Why Makeup Is Actually The Worst

    It's a wonderful, terrible tool. Use it wisely.

    Because lipstick gets all over your teeth and makes you look like you've been munching on human body parts.

    Because mascara runs down your face and makes you look like an Alice Cooper groupie.

    Because when you go for goth you'll probably get raccoon instead.

    Because blush can make it look like you took a 2x4 to the face.

    Because blue eyeshadow is harder to pull of than you think.

    Because your foundation is always the wrong color and people assume you OD'ed on sunblock.

    Because blending is hard work.

    Because if you rub your eyes you look like you haven't slept since the '90s.

    Because your concealer leaves traces of you everywhere you go.

    Because who even knows when you're supposed to end the cat eye. WHO?

    Because eyelash curlers are like tiny medieval torture devices.

    Because lipliner makes you look like you've been sneaking Oreos.

    Because smeared makeup is the stuff of nightmares.

    Because glitter exists and it shouldn't.

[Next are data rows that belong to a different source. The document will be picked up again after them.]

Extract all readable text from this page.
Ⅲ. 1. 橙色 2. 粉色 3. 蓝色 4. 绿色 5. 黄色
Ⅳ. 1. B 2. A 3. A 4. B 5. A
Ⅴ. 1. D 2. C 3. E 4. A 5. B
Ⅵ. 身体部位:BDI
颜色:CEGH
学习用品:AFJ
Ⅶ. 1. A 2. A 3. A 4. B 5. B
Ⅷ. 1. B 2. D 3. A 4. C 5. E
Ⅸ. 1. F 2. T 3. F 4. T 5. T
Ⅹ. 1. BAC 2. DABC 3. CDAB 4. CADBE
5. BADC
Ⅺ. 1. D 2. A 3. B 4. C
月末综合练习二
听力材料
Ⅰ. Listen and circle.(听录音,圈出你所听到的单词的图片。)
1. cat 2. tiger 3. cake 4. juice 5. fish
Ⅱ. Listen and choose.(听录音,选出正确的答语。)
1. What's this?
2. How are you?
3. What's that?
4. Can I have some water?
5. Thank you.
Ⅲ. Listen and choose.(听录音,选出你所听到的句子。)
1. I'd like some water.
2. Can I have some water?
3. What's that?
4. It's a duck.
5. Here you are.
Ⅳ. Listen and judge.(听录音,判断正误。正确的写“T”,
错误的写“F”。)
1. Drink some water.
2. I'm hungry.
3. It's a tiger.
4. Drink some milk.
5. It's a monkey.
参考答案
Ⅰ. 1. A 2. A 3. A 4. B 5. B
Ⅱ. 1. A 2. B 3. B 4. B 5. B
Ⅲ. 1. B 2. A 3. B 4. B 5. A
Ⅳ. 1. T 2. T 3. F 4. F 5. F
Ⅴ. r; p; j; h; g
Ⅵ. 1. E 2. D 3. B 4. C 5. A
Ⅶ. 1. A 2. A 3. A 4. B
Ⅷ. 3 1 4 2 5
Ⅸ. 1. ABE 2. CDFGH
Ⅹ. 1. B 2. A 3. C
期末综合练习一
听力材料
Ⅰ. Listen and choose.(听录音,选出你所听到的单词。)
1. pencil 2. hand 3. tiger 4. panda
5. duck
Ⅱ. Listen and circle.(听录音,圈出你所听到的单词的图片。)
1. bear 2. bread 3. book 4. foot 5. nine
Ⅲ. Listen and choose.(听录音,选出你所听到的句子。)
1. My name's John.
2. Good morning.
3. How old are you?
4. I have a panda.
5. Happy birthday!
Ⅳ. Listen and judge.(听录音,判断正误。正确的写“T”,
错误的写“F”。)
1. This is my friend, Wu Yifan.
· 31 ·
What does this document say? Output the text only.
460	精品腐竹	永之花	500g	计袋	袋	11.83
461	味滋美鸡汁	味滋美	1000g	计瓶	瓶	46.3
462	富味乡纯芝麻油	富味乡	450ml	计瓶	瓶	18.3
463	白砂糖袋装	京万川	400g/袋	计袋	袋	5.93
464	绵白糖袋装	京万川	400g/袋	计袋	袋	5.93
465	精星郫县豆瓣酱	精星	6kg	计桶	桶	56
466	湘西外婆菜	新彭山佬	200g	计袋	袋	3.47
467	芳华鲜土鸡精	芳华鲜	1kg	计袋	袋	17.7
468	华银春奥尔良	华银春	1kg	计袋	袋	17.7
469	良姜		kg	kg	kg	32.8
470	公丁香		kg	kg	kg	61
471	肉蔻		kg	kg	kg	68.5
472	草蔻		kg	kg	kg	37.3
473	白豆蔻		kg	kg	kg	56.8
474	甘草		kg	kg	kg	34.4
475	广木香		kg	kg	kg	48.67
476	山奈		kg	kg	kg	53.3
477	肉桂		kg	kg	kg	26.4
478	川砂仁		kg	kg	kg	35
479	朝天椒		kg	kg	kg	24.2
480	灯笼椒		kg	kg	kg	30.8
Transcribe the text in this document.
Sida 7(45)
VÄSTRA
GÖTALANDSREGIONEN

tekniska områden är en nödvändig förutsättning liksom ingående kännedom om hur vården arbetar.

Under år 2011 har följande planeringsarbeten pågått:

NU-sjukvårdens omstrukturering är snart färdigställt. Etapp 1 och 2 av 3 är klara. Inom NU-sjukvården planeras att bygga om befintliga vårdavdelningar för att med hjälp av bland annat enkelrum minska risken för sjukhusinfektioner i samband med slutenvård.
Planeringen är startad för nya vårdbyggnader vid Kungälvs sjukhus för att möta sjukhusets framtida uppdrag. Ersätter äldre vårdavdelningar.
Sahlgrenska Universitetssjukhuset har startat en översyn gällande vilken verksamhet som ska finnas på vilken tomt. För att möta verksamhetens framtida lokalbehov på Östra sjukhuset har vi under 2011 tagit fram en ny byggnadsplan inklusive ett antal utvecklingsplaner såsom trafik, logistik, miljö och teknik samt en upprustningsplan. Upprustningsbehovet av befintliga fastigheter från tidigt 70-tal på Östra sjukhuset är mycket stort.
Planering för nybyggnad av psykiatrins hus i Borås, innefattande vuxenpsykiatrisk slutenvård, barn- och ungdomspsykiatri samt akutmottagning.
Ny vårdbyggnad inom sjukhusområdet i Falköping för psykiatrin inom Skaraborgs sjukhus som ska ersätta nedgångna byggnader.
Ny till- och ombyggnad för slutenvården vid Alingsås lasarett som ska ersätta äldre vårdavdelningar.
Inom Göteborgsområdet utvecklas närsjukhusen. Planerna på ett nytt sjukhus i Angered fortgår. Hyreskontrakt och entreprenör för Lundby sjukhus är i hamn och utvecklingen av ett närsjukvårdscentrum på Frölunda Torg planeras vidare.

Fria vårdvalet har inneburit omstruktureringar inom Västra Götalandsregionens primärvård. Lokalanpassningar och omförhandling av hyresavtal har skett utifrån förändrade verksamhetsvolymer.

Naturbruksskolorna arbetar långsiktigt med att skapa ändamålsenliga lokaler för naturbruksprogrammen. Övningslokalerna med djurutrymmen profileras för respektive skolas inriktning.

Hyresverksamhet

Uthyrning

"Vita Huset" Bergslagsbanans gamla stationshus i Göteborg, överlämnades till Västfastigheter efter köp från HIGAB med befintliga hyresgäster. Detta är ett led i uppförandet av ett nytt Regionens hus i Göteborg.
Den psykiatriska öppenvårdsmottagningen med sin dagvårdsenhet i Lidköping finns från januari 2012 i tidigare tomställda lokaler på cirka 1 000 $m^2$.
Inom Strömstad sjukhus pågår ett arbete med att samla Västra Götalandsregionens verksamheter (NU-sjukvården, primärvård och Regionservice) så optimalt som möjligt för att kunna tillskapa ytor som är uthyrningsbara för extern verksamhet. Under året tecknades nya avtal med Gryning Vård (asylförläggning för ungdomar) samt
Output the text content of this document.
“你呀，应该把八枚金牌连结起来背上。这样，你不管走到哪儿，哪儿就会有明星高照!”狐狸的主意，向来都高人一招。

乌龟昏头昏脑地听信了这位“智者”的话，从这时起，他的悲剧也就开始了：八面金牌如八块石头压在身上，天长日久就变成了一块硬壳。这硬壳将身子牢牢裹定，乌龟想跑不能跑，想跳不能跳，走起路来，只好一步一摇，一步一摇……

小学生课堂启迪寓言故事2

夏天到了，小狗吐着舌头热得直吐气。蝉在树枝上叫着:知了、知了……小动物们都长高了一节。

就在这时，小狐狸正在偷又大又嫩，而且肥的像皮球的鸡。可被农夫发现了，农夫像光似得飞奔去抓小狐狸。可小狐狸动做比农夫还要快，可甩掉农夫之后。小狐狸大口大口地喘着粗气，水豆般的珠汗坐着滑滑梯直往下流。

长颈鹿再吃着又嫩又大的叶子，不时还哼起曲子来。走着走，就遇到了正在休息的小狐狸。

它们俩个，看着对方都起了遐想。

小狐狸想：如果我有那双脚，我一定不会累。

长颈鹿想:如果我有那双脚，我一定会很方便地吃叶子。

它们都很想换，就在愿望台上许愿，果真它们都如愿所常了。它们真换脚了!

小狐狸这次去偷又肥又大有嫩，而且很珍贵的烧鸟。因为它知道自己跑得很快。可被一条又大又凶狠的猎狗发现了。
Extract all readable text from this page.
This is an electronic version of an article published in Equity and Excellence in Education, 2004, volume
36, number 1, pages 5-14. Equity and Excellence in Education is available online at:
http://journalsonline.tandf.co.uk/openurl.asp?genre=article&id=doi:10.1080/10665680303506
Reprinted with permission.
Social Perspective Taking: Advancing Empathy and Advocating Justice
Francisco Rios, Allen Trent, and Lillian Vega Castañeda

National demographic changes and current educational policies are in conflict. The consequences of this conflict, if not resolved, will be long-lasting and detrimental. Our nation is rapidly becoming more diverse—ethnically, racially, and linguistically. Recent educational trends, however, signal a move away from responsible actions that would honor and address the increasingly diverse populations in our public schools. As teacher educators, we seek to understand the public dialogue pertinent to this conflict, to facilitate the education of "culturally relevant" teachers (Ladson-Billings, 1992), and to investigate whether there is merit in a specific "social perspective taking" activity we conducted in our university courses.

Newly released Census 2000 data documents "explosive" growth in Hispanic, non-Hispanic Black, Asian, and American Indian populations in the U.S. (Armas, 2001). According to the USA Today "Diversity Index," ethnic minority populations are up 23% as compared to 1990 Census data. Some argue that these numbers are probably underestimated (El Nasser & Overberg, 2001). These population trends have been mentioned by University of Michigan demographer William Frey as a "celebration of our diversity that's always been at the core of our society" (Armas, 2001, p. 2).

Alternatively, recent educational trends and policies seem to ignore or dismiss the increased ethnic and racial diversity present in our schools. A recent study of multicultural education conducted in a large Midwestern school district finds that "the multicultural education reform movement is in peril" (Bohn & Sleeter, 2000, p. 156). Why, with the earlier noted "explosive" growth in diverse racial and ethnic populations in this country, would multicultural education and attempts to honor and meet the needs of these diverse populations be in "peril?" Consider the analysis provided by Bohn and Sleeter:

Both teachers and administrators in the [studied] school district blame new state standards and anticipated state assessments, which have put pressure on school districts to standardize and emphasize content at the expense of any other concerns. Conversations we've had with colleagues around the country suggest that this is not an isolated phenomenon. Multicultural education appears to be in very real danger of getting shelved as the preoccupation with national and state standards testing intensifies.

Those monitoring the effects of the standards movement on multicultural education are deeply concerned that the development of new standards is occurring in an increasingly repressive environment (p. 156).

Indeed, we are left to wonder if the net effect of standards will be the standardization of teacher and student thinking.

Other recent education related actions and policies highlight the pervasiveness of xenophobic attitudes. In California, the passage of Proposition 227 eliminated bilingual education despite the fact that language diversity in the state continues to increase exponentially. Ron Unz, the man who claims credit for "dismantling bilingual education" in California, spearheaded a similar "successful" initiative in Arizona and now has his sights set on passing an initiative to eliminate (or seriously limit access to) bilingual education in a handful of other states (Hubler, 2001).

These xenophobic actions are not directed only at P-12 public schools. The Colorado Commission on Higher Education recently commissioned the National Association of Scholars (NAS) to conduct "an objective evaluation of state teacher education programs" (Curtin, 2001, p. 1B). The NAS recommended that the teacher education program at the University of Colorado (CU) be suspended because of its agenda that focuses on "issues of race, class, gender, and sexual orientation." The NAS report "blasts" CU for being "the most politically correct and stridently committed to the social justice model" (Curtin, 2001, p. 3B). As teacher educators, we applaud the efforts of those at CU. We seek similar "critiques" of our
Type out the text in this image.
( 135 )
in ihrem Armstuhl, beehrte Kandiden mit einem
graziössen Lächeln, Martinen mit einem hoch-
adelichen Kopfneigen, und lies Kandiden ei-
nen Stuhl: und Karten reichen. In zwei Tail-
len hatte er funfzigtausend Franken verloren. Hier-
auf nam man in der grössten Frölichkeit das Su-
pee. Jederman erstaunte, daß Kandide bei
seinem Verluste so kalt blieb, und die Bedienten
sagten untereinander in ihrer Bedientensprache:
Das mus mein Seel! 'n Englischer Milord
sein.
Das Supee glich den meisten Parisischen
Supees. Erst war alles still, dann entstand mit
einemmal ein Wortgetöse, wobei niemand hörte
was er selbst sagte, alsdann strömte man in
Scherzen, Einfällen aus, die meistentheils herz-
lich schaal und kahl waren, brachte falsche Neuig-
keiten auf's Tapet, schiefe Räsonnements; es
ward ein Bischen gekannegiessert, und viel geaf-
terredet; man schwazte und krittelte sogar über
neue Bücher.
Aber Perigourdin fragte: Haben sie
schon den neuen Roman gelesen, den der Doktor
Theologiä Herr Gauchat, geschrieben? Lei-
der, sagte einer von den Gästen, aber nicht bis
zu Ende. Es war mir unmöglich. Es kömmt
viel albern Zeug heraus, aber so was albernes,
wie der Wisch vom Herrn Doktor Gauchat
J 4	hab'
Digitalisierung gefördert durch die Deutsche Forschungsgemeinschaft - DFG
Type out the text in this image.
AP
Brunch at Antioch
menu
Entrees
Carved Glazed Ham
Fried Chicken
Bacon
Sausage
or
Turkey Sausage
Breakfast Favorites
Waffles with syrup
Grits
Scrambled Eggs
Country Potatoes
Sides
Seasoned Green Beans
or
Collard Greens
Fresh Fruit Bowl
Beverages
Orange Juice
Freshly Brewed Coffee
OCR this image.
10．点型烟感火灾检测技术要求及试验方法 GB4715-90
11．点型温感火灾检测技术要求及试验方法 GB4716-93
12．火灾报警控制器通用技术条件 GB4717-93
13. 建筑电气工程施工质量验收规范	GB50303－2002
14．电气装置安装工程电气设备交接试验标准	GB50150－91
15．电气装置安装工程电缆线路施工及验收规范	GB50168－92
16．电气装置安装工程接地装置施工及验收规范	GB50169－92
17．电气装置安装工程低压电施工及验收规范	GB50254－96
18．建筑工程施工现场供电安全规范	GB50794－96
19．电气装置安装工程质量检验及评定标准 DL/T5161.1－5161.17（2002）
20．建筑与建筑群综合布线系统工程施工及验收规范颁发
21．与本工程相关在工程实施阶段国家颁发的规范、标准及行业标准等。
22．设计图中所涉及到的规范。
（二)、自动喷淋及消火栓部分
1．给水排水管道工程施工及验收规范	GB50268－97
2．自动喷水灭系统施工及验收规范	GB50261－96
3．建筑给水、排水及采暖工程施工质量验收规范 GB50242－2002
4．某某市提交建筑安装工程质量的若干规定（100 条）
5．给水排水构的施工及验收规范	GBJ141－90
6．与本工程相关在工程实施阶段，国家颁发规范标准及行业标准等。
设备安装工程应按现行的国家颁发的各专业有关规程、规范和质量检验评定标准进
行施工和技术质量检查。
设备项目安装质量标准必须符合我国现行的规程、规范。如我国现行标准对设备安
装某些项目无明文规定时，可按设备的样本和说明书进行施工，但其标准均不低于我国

    Because red lipstick in the wrong hands is literally terrifying.

    Because clumpy mascara makes you look like you have spiders on/in your eyes.

    Because perfecting your eyebrows is too much pressure!

    Because makeup causes allergic reactions and breakouts.

    Because it will ruin everything you love.

    Because it's frickin' expenive!

    Because we spend forever putting it on in the morning just so we can take it off at night.

    Which is why it would be better to just never wear makeup at all.